York asked the woman, “Were any of the other rooms up there occupied?”

She shook her head. “No. None of the girls was doing any... entertaining this evening.”

“Well, we need to clear this place out,” the sheriff said, but when he turned to look, the clientele had already skedaddled. All that remained were one bartender and the dealer at the poker table, as well as the girls at the table back near the empty dance floor and unmanned piano. The doves looked ashen and afraid, and one was crying. They’d clearly seen Willart die, and even in a room this size, the bouquet of gunpowder lingered.

Finally getting around to holstering his .44, York went over to the bar and told Hub to stand guard at the batwing doors. For now, the Victory was closed. The big bartender did this without comment or question.

Then York went over to the poker table and told the gambling man who dealt there to go fetch Doc Miller.
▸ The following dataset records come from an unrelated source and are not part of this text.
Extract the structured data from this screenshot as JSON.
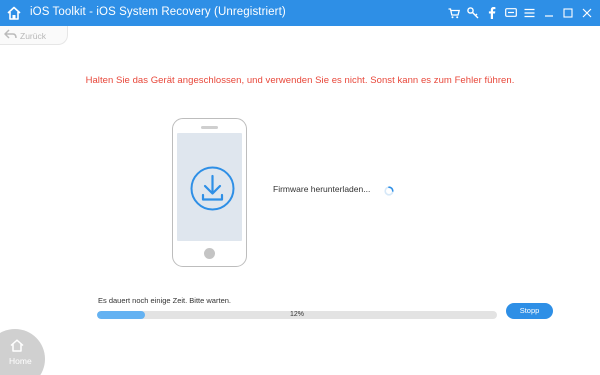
{
  "window": {
    "title": "iOS Toolkit - iOS System Recovery (Unregistriert)",
    "title_icons": [
      "cart-icon",
      "key-icon",
      "facebook-icon",
      "feedback-icon",
      "menu-icon",
      "minimize-icon",
      "maximize-icon",
      "close-icon"
    ]
  },
  "nav": {
    "back_label": "Zurück"
  },
  "main": {
    "warning": "Halten Sie das Gerät angeschlossen, und verwenden Sie es nicht. Sonst kann es zum Fehler führen.",
    "status": "Firmware herunterladen...",
    "hint": "Es dauert noch einige Zeit. Bitte warten.",
    "progress_value": 0.12,
    "progress_text": "12%",
    "stop_label": "Stopp"
  },
  "footer": {
    "home_label": "Home"
  },
  "colors": {
    "titlebar": "#2e8fe6",
    "warning": "#e8473a",
    "progress_fill": "#64b2f2",
    "accent": "#2e8fe6"
  }
}
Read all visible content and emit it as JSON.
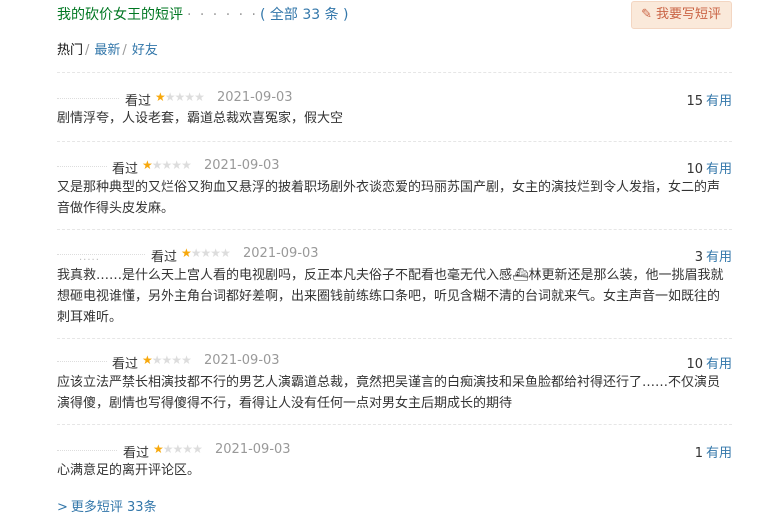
{
  "header": {
    "title": "我的砍价女王的短评",
    "dots": "· · · · · ·",
    "count": "( 全部 33 条 )",
    "write_button": "我要写短评"
  },
  "filters": [
    {
      "label": "热门",
      "sep": "/"
    },
    {
      "label": "最新",
      "sep": "/"
    },
    {
      "label": "好友",
      "sep": ""
    }
  ],
  "comments": [
    {
      "watched": "看过",
      "rating": 1,
      "date": "2021-09-03",
      "votes": "15",
      "useful": "有用",
      "text": "剧情浮夸，人设老套，霸道总裁欢喜冤家，假大空"
    },
    {
      "watched": "看过",
      "rating": 1,
      "date": "2021-09-03",
      "votes": "10",
      "useful": "有用",
      "text": "又是那种典型的又烂俗又狗血又悬浮的披着职场剧外衣谈恋爱的玛丽苏国产剧，女主的演技烂到令人发指，女二的声音做作得头皮发麻。"
    },
    {
      "watched": "看过",
      "rating": 1,
      "date": "2021-09-03",
      "votes": "3",
      "useful": "有用",
      "text": "我真救……是什么天上宫人看的电视剧吗，反正本凡夫俗子不配看也毫无代入感⛴林更新还是那么装，他一挑眉我就想砸电视谁懂，另外主角台词都好差啊，出来圈钱前练练口条吧，听见含糊不清的台词就来气。女主声音一如既往的刺耳难听。"
    },
    {
      "watched": "看过",
      "rating": 1,
      "date": "2021-09-03",
      "votes": "10",
      "useful": "有用",
      "text": "应该立法严禁长相演技都不行的男艺人演霸道总裁，竟然把吴谨言的白痴演技和呆鱼脸都给衬得还行了……不仅演员演得傻，剧情也写得傻得不行，看得让人没有任何一点对男女主后期成长的期待"
    },
    {
      "watched": "看过",
      "rating": 1,
      "date": "2021-09-03",
      "votes": "1",
      "useful": "有用",
      "text": "心满意足的离开评论区。"
    }
  ],
  "more_link": "更多短评 33条",
  "more_arrow": ">",
  "colors": {
    "title_green": "#007722",
    "link_blue": "#3377aa",
    "star_on": "#f7a80c",
    "star_off": "#dddddd",
    "button_bg": "#fae9da",
    "button_text": "#ca6445"
  }
}
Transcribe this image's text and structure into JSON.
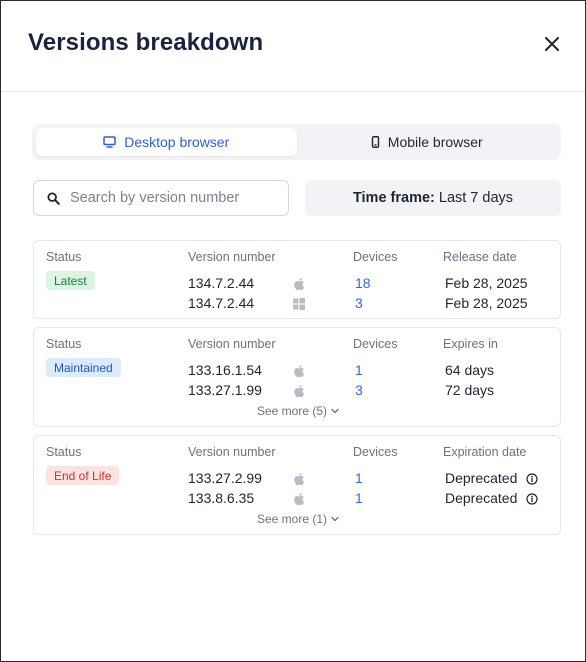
{
  "modal": {
    "title": "Versions breakdown"
  },
  "toggle": {
    "desktop_label": "Desktop browser",
    "mobile_label": "Mobile browser",
    "active": "desktop"
  },
  "search": {
    "placeholder": "Search by version number",
    "value": ""
  },
  "timeframe": {
    "label": "Time frame:",
    "value": "Last 7 days"
  },
  "cards": [
    {
      "status_header": "Status",
      "version_header": "Version number",
      "devices_header": "Devices",
      "date_header": "Release date",
      "status": "Latest",
      "rows": [
        {
          "version": "134.7.2.44",
          "os": "apple-icon",
          "devices": "18",
          "date": "Feb 28, 2025"
        },
        {
          "version": "134.7.2.44",
          "os": "windows-icon",
          "devices": "3",
          "date": "Feb 28, 2025"
        }
      ]
    },
    {
      "status_header": "Status",
      "version_header": "Version number",
      "devices_header": "Devices",
      "date_header": "Expires in",
      "status": "Maintained",
      "rows": [
        {
          "version": "133.16.1.54",
          "os": "apple-icon",
          "devices": "1",
          "date": "64 days"
        },
        {
          "version": "133.27.1.99",
          "os": "apple-icon",
          "devices": "3",
          "date": "72 days"
        }
      ],
      "see_more": "See more (5)"
    },
    {
      "status_header": "Status",
      "version_header": "Version number",
      "devices_header": "Devices",
      "date_header": "Expiration date",
      "status": "End of Life",
      "rows": [
        {
          "version": "133.27.2.99",
          "os": "apple-icon",
          "devices": "1",
          "date": "Deprecated"
        },
        {
          "version": "133.8.6.35",
          "os": "apple-icon",
          "devices": "1",
          "date": "Deprecated"
        }
      ],
      "see_more": "See more (1)"
    }
  ],
  "colors": {
    "accent": "#2f5fd0",
    "link": "#2f6bd8",
    "latest_bg": "#dcf5e3",
    "maintained_bg": "#dbeafc",
    "eol_bg": "#fde2e2"
  }
}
The dealer, Yancy Cole, wore a white round-brim black-banded hat, a gray suit, and a ruffled shirt. It was the kind of outfit that got you killed if you weren’t a gambler, and sometimes got you killed, anyway.

In a Southern accent that might have been real, Cole said, “Perhaps the unduh-take-ah might be the bettah party to bring around.”

“We won’t have to send for the undertaker,” York said. “He should be here anytime now.”

The sheriff had barely spoken those words when the bartender at the doors let in a little man all in black — did Perkins sleep in those mourner’s duds? — and came over in a solemn one-man procession. He had his black beaver high hat in hand, revealing a head bald as an egg, and he was skeleton skinny under that frock coat.